A total of 1019 operations at 1485 levels across 908 patients were analyzed. Mean duration of follow-up was 51.7 ± 30.0 months (range 18-172). Twelve patients required reoperation for nonunion (1.2%). Increasing body mass index was found to be significant in predicting reoperation (OR 1.114, = 0.046). Postoperative radiculitis was common (42%) but transient in most cases. There were significant and sustained improvements in patient-reported outcome measures postoperatively. Four cases of osteolysis and 5 of epidural cyst were recorded, and a reduction of rhBMP-2 dose seemed to ameliorate these sequelae.
In this large retrospective observational study, PLIF performed with rhBMP-2 and BMA resulted in a low rate of clinically significant nonunion and significant improvement in patient-reported outcomes. Transient radiculitis was common. Osteolysis and epidural cyst formation were rare and possibly related to dosage.
rhBMP-2 is effective when used in PLIF, resulting in a high rate of fusion and improved patient outcomes, and it has an acceptable safety profile.

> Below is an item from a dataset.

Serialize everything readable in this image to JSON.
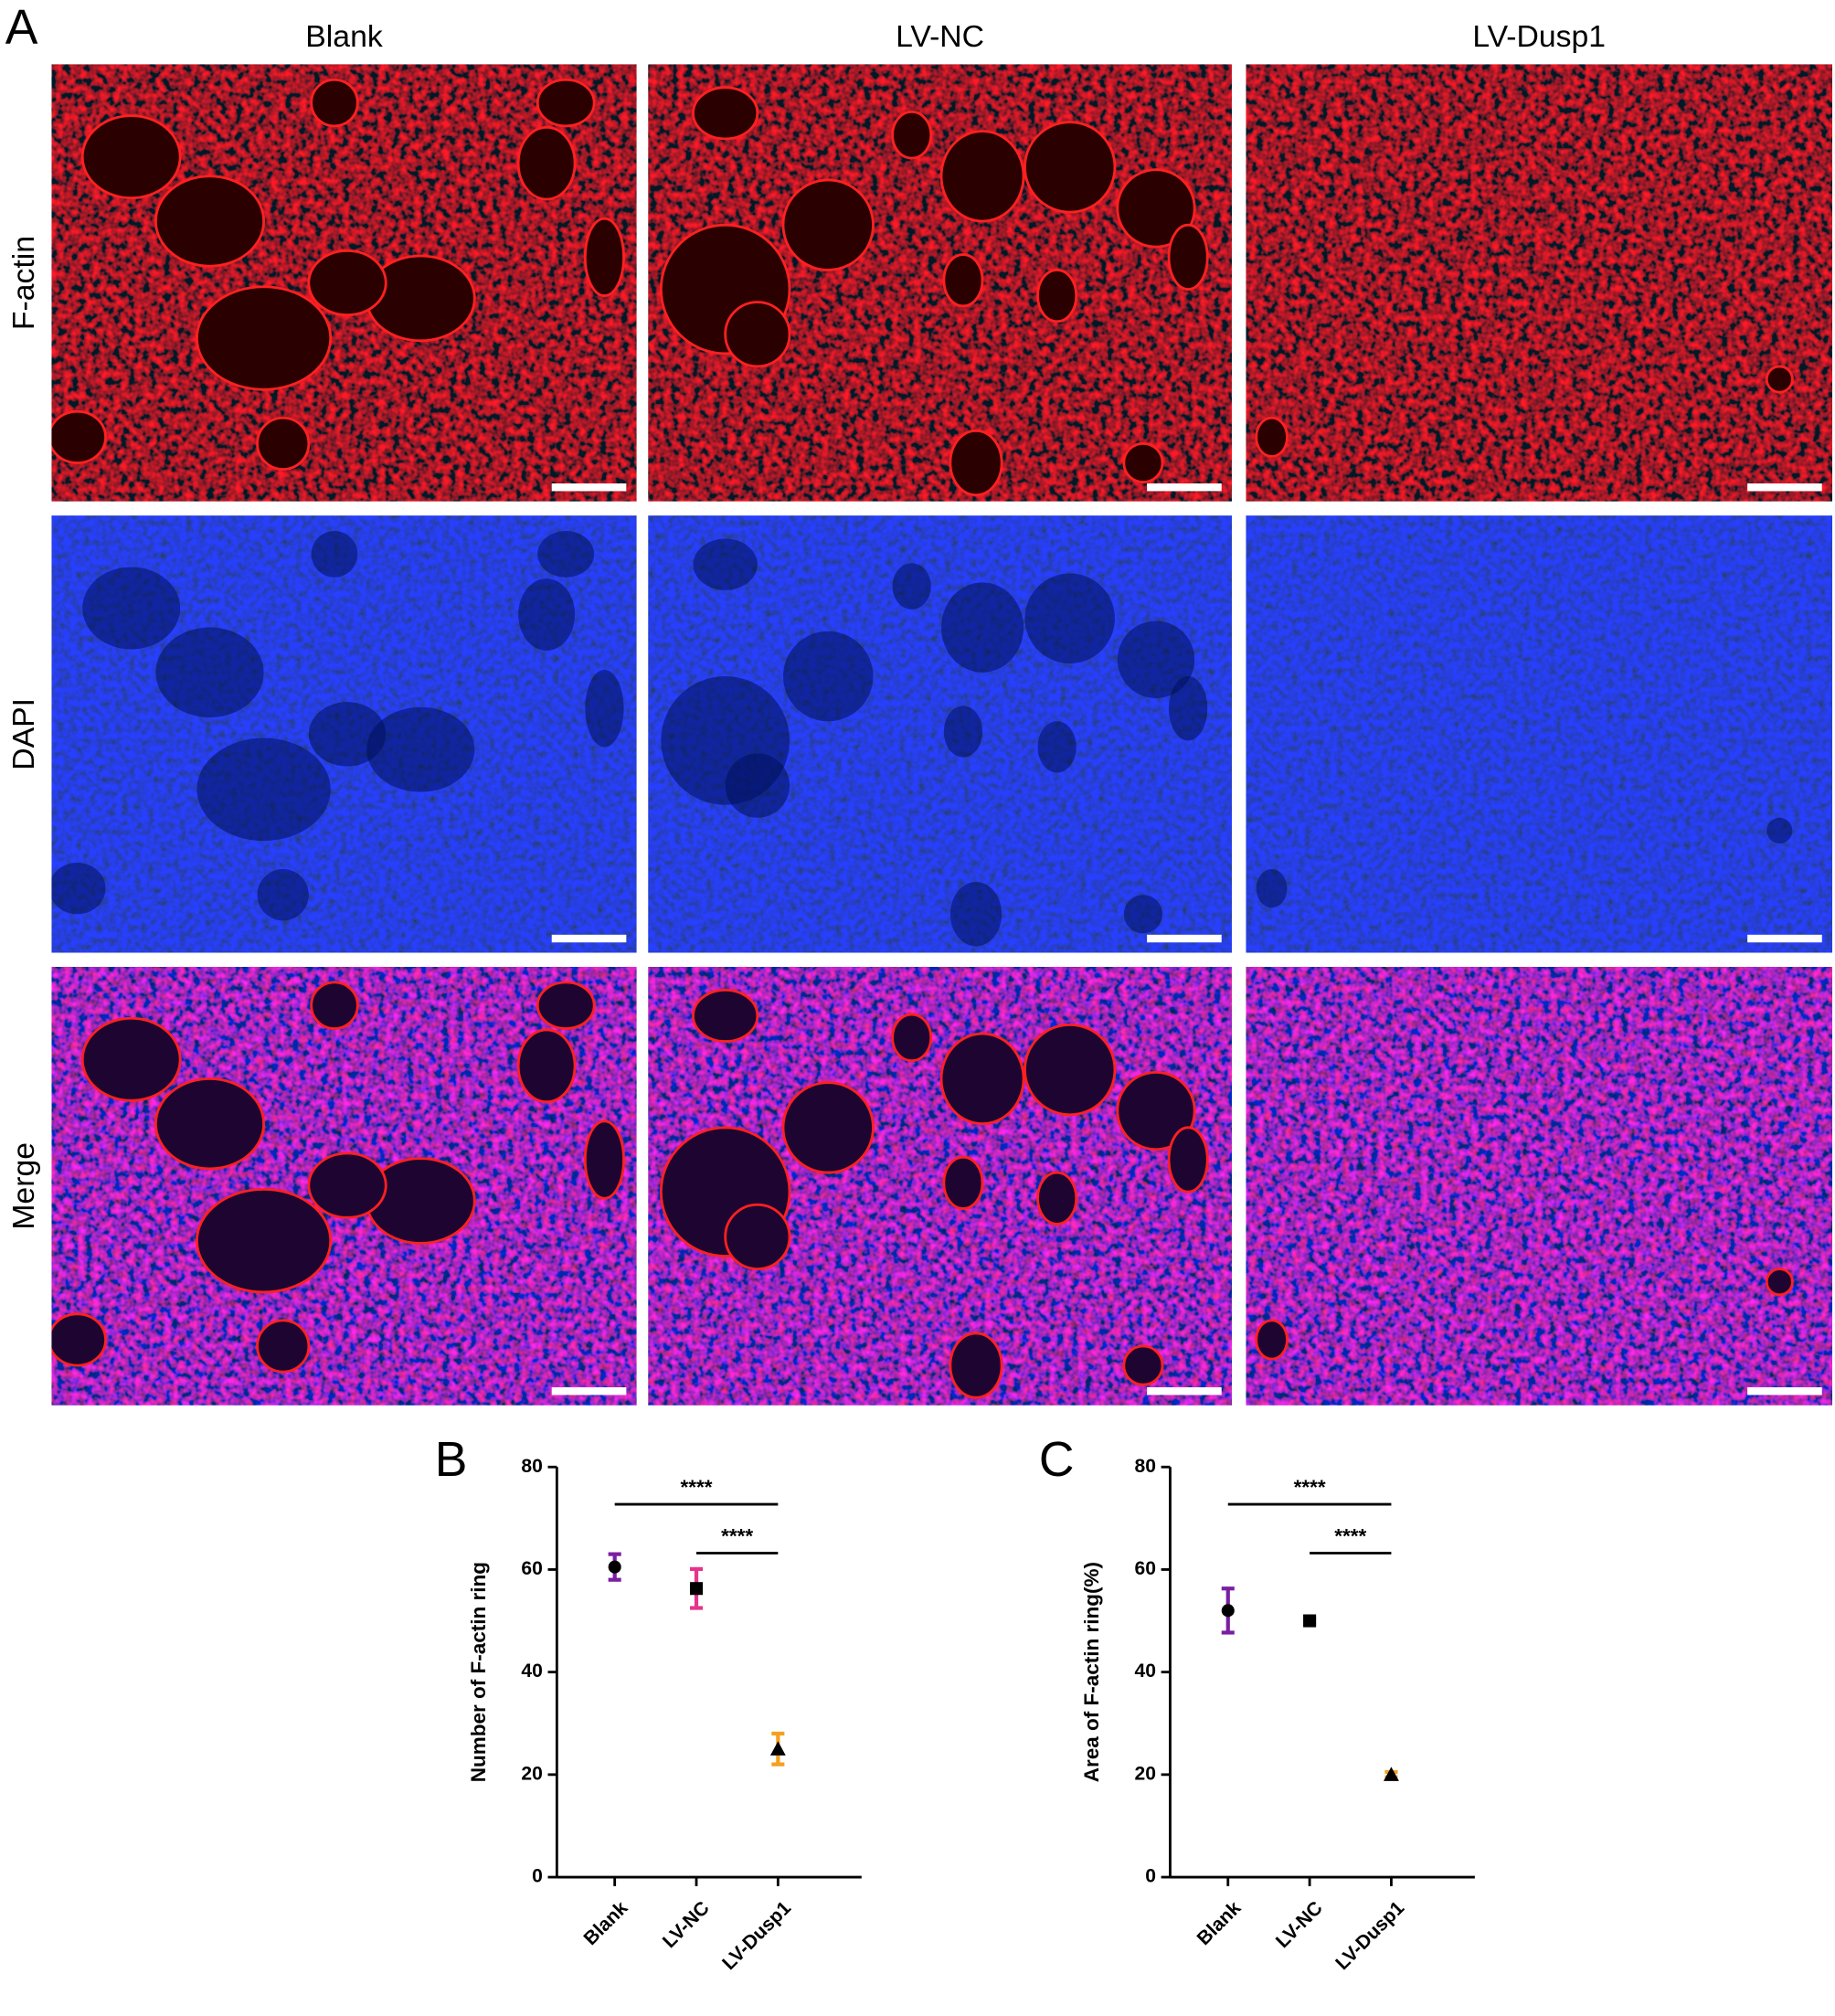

重组人骨形态发生蛋白-2(rhBMP-2)与活性胶原支架(Infuse;美敦力公司,明尼苏达州)联合使用已被用于促进腰椎椎间融合;然而,关于其疗效的数据并不一致。我们旨在通过分析大型回顾性病例系列中不融合翻修率和患者报告的结局指标,评估rhBMP-2用于后路腰椎椎间融合术(PLIF)时的疗效。我们还旨在评估患者和手术因素对翻修率的影响,并确定并发症的发生率。
对前瞻性收集的来自单一外科医生的连续PLIF手术数据库(至少随访18个月)的数据进行回顾性分析。PLIF手术采用椎弓根螺钉内固定、椎间融合器,并添加局部采集的骨移植材料以及rhBMP-2和骨髓抽吸物(BMA)。多因素逻辑回归用于确定患者和手术因素对主要结局的影响:确诊不融合后的翻修手术。
共分析了908例患者的1485个节段的1019例手术。平均随访时间为51.7±30.0个月(范围18 - 172个月)。12例患者因不融合需要翻修(1.2%)。发现体重指数增加在预测翻修方面具有显著性(OR 1.114,P = 0.046)。术后神经根炎很常见(42%),但大多数情况下是短暂的。术后患者报告的结局指标有显著且持续的改善。记录到4例骨溶解和5例硬膜外囊肿,rhBMP-2剂量的减少似乎改善了这些后遗症。
在这项大型回顾性观察研究中,使用rhBMP-2和BMA进行的PLIF导致临床上显著不融合的发生率较低,且患者报告的结局有显著改善。短暂性神经根炎很常见。骨溶解和硬膜外囊肿形成罕见,可能与剂量有关。
rhBMP-2用于PLIF时有效,导致融合率高且患者结局改善,并且具有可接受的安全性。